Figure 8. Intersection of gene-expression profiling and chromatin binding identifies E2F1 and E2F3B targets.

(A) Heat map of Affymetrix microarray data showing differentially expressed genes in 3a^1KI/1KI liver tumors when compared with normal liver samples from E2f^+/+ and 3a^–/– age-matched controls. Differentially expressed genes are defined as having a fold change of 1.5 or more (P ≤ 0.05) relative to 3a^–/– samples. (B) Heat map of Affymetrix microarray data showing differentially expressed genes in 3a^3bKI/3bKI liver tumors when compared with normal liver samples from E2f^+/+ and 3a^–/– age-matched controls. Differentially expressed genes are defined as having a fold change of 1.5 or more (P ≤ 0.05) relative to 3a^–/– samples. (C) Venn diagram illustrating the overlap of E2F1-specific promoter peaks with upregulated or downregulated genes in 3a^1KI/1KI liver tumors identified in A. (D) Venn diagram illustrating the overlap of E2F3B-specific promoter peaks with upregulated or downregulated genes in 3a^3bKI/3bKI liver tumors identified in B. (E) Sequence tag-density heat map showing the distribution of E2F1, E2F3A, and E2F3B binding to targets identified in C and D (overlapping groups). (F) ChIP-qPCR validation using E2F1, E2F3, or IgG antibodies in SNU-449 and PLC/PRF5 HCC-derived cells. Occupancy of E2Fs on selected target promoters is shown. A nonpromoter region of TUBA4A (TUBA4A neg) was used as a negative control. Primers were designed to amplify ChIP-seq–identified peak regions.

Figure 9. Association of the expression of E2F1 and E2F3B targets with human HCC.

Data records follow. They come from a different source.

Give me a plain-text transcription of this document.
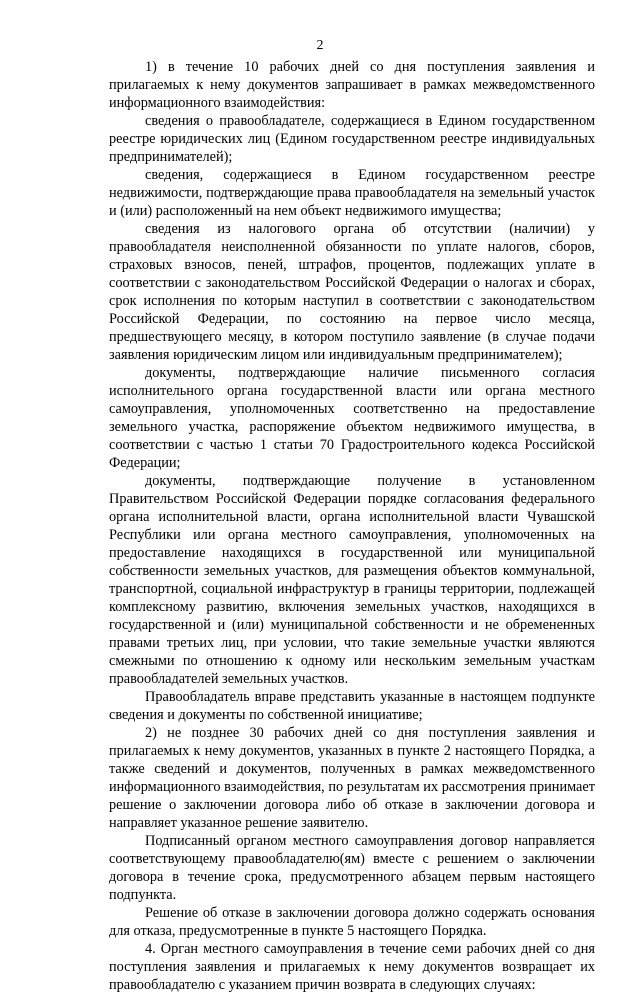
2

1) в течение 10 рабочих дней со дня поступления заявления и прилагаемых к нему документов запрашивает в рамках межведомственного информационного взаимодействия:

сведения о правообладателе, содержащиеся в Едином государственном реестре юридических лиц (Едином государственном реестре индивидуальных предпринимателей);

сведения, содержащиеся в Едином государственном реестре недвижимости, подтверждающие права правообладателя на земельный участок и (или) расположенный на нем объект недвижимого имущества;

сведения из налогового органа об отсутствии (наличии) у правообладателя неисполненной обязанности по уплате налогов, сборов, страховых взносов, пеней, штрафов, процентов, подлежащих уплате в соответствии с законодательством Российской Федерации о налогах и сборах, срок исполнения по которым наступил в соответствии с законодательством Российской Федерации, по состоянию на первое число месяца, предшествующего месяцу, в котором поступило заявление (в случае подачи заявления юридическим лицом или индивидуальным предпринимателем);

документы, подтверждающие наличие письменного согласия исполнительного органа государственной власти или органа местного самоуправления, уполномоченных соответственно на предоставление земельного участка, распоряжение объектом недвижимого имущества, в соответствии с частью 1 статьи 70 Градостроительного кодекса Российской Федерации;

документы, подтверждающие получение в установленном Правительством Российской Федерации порядке согласования федерального органа исполнительной власти, органа исполнительной власти Чувашской Республики или органа местного самоуправления, уполномоченных на предоставление находящихся в государственной или муниципальной собственности земельных участков, для размещения объектов коммунальной, транспортной, социальной инфраструктур в границы территории, подлежащей комплексному развитию, включения земельных участков, находящихся в государственной и (или) муниципальной собственности и не обремененных правами третьих лиц, при условии, что такие земельные участки являются смежными по отношению к одному или нескольким земельным участкам правообладателей земельных участков.

Правообладатель вправе представить указанные в настоящем подпункте сведения и документы по собственной инициативе;

2) не позднее 30 рабочих дней со дня поступления заявления и прилагаемых к нему документов, указанных в пункте 2 настоящего Порядка, а также сведений и документов, полученных в рамках межведомственного информационного взаимодействия, по результатам их рассмотрения принимает решение о заключении договора либо об отказе в заключении договора и направляет указанное решение заявителю.

Подписанный органом местного самоуправления договор направляется соответствующему правообладателю(ям) вместе с решением о заключении договора в течение срока, предусмотренного абзацем первым настоящего подпункта.

Решение об отказе в заключении договора должно содержать основания для отказа, предусмотренные в пункте 5 настоящего Порядка.

4. Орган местного самоуправления в течение семи рабочих дней со дня поступления заявления и прилагаемых к нему документов возвращает их правообладателю с указанием причин возврата в следующих случаях:
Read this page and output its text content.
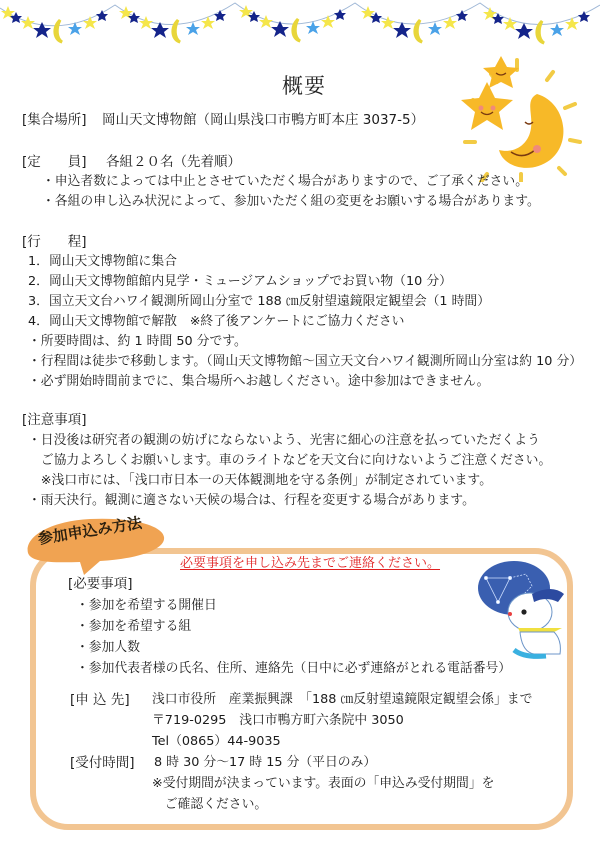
概要
[集合場所] 岡山天文博物館（岡山県浅口市鴨方町本庄 3037-5）
[定　　員] 各組２０名（先着順）
・申込者数によっては中止とさせていただく場合がありますので、ご了承ください。
・各組の申し込み状況によって、参加いただく組の変更をお願いする場合があります。
[行　　程]
1．岡山天文博物館に集合
2．岡山天文博物館館内見学・ミュージアムショップでお買い物（10 分）
3．国立天文台ハワイ観測所岡山分室で 188 ㎝反射望遠鏡限定観望会（1 時間）
4．岡山天文博物館で解散　※終了後アンケートにご協力ください
・所要時間は、約 1 時間 50 分です。
・行程間は徒歩で移動します。（岡山天文博物館～国立天文台ハワイ観測所岡山分室は約 10 分）
・必ず開始時間前までに、集合場所へお越しください。途中参加はできません。
[注意事項]
・日没後は研究者の観測の妨げにならないよう、光害に細心の注意を払っていただくよう
　ご協力よろしくお願いします。車のライトなどを天文台に向けないようご注意ください。
　※浅口市には、「浅口市日本一の天体観測地を守る条例」が制定されています。
・雨天決行。観測に適さない天候の場合は、行程を変更する場合があります。
参加申込み方法
必要事項を申し込み先までご連絡ください。
[必要事項]
・参加を希望する開催日
・参加を希望する組
・参加人数
・参加代表者様の氏名、住所、連絡先（日中に必ず連絡がとれる電話番号）
[申 込 先] 浅口市役所　産業振興課　「188 ㎝反射望遠鏡限定観望会係」まで
〒719-0295　浅口市鴨方町六条院中 3050
Tel（0865）44-9035
[受付時間] 8 時 30 分～17 時 15 分（平日のみ）
※受付期間が決まっています。表面の「申込み受付期間」を
　ご確認ください。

(A) Heat map showing the expression of E2F1 and E2F3B upregulated targets in normal and diseased (cirrhosis, dysplasia, early or advanced HCC) human livers. Genes are grouped based on median expression values per patient group. Genes with the highest median expression in advanced HCC and cirrhosis are denoted on the left. (B) Gene ontology using IPA software showing the estimated contribution of E2F1 and E2F3B targets identified in Figure 8 to functions related to cancer, cell cycle, proliferation, fibrosis, and cirrhosis. Bars indicate the Benjamini-Hochberg adjusted P value; the threshold of P = 0.05 is shown. (C) Expression of E2F1 and E2F3B targets in human HCC samples with normal or increased copy numbers of E2F1 and E2F3. E2F1 diploid, 122 samples; gain, 62 samples. E2F3 diploid, 102 samples; gain, 80 samples. Wilcoxon rank sum test Benjamini-Hochberg corrected P values are indicated. (D) Kaplan-Meier plots evaluating the survival time of patients with low to high E2F1/3B target expression. Patients were divided into 3 categories based on target expression. Low expression (0%–5% targets upregulated; black line; n = 136); moderate expression (5%–10% targets upregulated; gray line; n = 113); or high expression (10%–45% targets upregulated; red line; n = 119). log-rank test P values are shown.